Officers' Reports & Member Announcements
Robbie Fanning reported that we have about $2,700 in the bank, enough for all members to take a trip to Las Vegas.
Mark Rand reported that 6 Flag Display Boxes were finished and would be delivered to Bill Tarleton of the Diablo Woodworkers for inclusion in his shipment of over 100 boxes to New York. A flag will be placed in each box and will be presented to family members of those Police and Firemen killed on 9/11.
Jay Perrine outlined the April also the May meeting presentations. They can be found elsewhere in this newsletter.
Arnie Champagne described his schedule of classes. See details under Classifieds.
Stan Booker passed out some reprints. One described some pull saws developed by Vaughan & Bushnell of Hebron, Ill. The other described a new book The Art of Fine Tools by Sandor Nagyszalanczy. Sandor has been a guest lecturer at BAWA several times. Both reprints will be in our library.
Craig then introduced a visitor, Tim Mensch of Oakland who found us on the Internet. He is starting out and has some hand tools and a wimpy table saw.
Show & Tell
Arnie Champagne showed some bath towel racks and other hardware he's making from Corian and using stainless steel rods. He discussed how he works with small scrap pieces of Corian (from Urban Ore behind McBeath in Berkeley) and 12" lengths of rod (from Bay Shore Metals).
Bill Manix brought some joinery samples he made using a router. They were very complicated and one assumed they could only have been done by hand. For example one was a mitered corner with a hidden mortise and a through tenon. Yet he did it with multiple passes with his router. Amazing!
After a short break, we were led to the back rooms (some had already sneaked peeks) to see an amazing array of machines with dials, gages and other "stuff." Bill Manix introduced us to our host Doug McAdoo, the owner of Bay Area Carbide. Doug started working here in 1975 at a young age (no numbers divulged). Then became a Union carpenter for a couple of years and then came back. He bought the business in 1996. He talked about his 2 acres with a crummy house but a nice wood shop. He started our tour by demonstrating a very elaborate sharpening grinder for smooth edge cutters. As with most of his equipment, it is computer controlled German machine which is worth about $100,000. It has interchangeable grit wheels for various jobs. He demonstrated sharpening a paper-shearing knife which was about 4' long then some small blades also. Describing this machine (and all the others) would take pages since they are very sophisticated machines. Saw blades of various diameters also go through an elaborate process using various machines to flatten the blade, properly tension the blade, repair sections if necessary and grind or sharpen every part of the cutting edge.

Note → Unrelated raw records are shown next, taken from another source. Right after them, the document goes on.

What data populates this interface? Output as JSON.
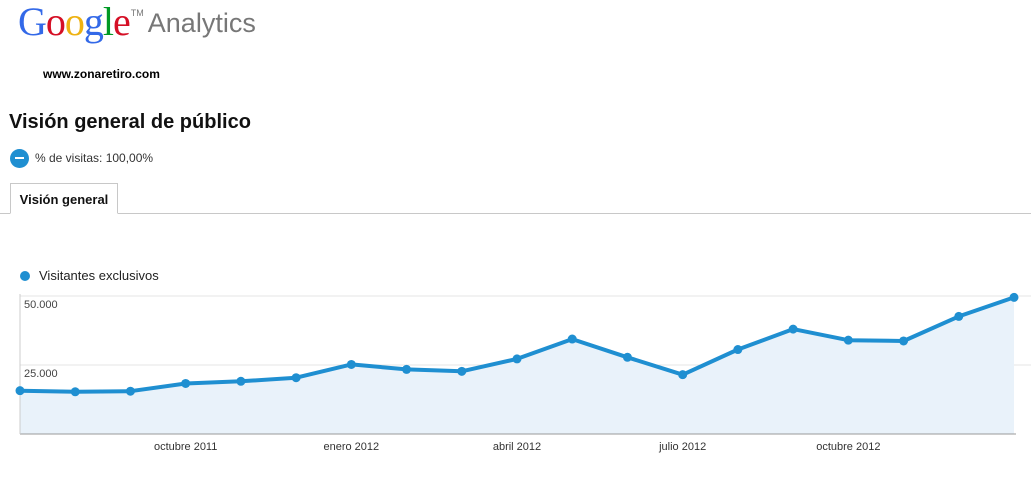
{
  "logo": {
    "letters": [
      {
        "ch": "G",
        "color": "#3369e8"
      },
      {
        "ch": "o",
        "color": "#d50f25"
      },
      {
        "ch": "o",
        "color": "#eeb211"
      },
      {
        "ch": "g",
        "color": "#3369e8"
      },
      {
        "ch": "l",
        "color": "#009925"
      },
      {
        "ch": "e",
        "color": "#d50f25"
      }
    ],
    "tm": "TM",
    "product": "Analytics"
  },
  "site": "www.zonaretiro.com",
  "page_title": "Visión general de público",
  "segment": {
    "label": "% de visitas: 100,00%"
  },
  "tabs": [
    {
      "label": "Visión general",
      "active": true
    }
  ],
  "colors": {
    "accent": "#1f8fd1",
    "area_fill": "#e9f2fa"
  },
  "chart_data": {
    "type": "area",
    "legend": [
      "Visitantes exclusivos"
    ],
    "series": [
      {
        "name": "Visitantes exclusivos",
        "values": [
          15700,
          15300,
          15500,
          18300,
          19100,
          20400,
          25200,
          23400,
          22700,
          27200,
          34400,
          27800,
          21500,
          30600,
          38000,
          34000,
          33700,
          42600,
          49500
        ]
      }
    ],
    "y_ticks": [
      {
        "value": 50000,
        "label": "50.000"
      },
      {
        "value": 25000,
        "label": "25.000"
      }
    ],
    "ylim": [
      0,
      50000
    ],
    "x_labels": [
      {
        "index": 3,
        "label": "octubre 2011"
      },
      {
        "index": 6,
        "label": "enero 2012"
      },
      {
        "index": 9,
        "label": "abril 2012"
      },
      {
        "index": 12,
        "label": "julio 2012"
      },
      {
        "index": 15,
        "label": "octubre 2012"
      }
    ],
    "grid": true
  }
}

One computer-controlled machine does the grinding/sharpening process automatically on blades that have combinations of tooth arrangements. He also demonstrated his band saw blade making machines with a member getting 2 blades as we watched. With all the fancy equipment, it was soon apparent that a tremendous amount of experience is needed to do the job correctly. I felt one of the teeth of a finished blade, it seemed sharper than the new ones at the store! He finished up by giving away some goodies such as jig saw blades. A very gracious host and a very informative evening.
We finished up with Stan Booker giving out the door prizes which were Surfoam type planing blades to attach to hacksaw frames. Raffle wood is Zebrawood, buy your tickets now before they are sold out.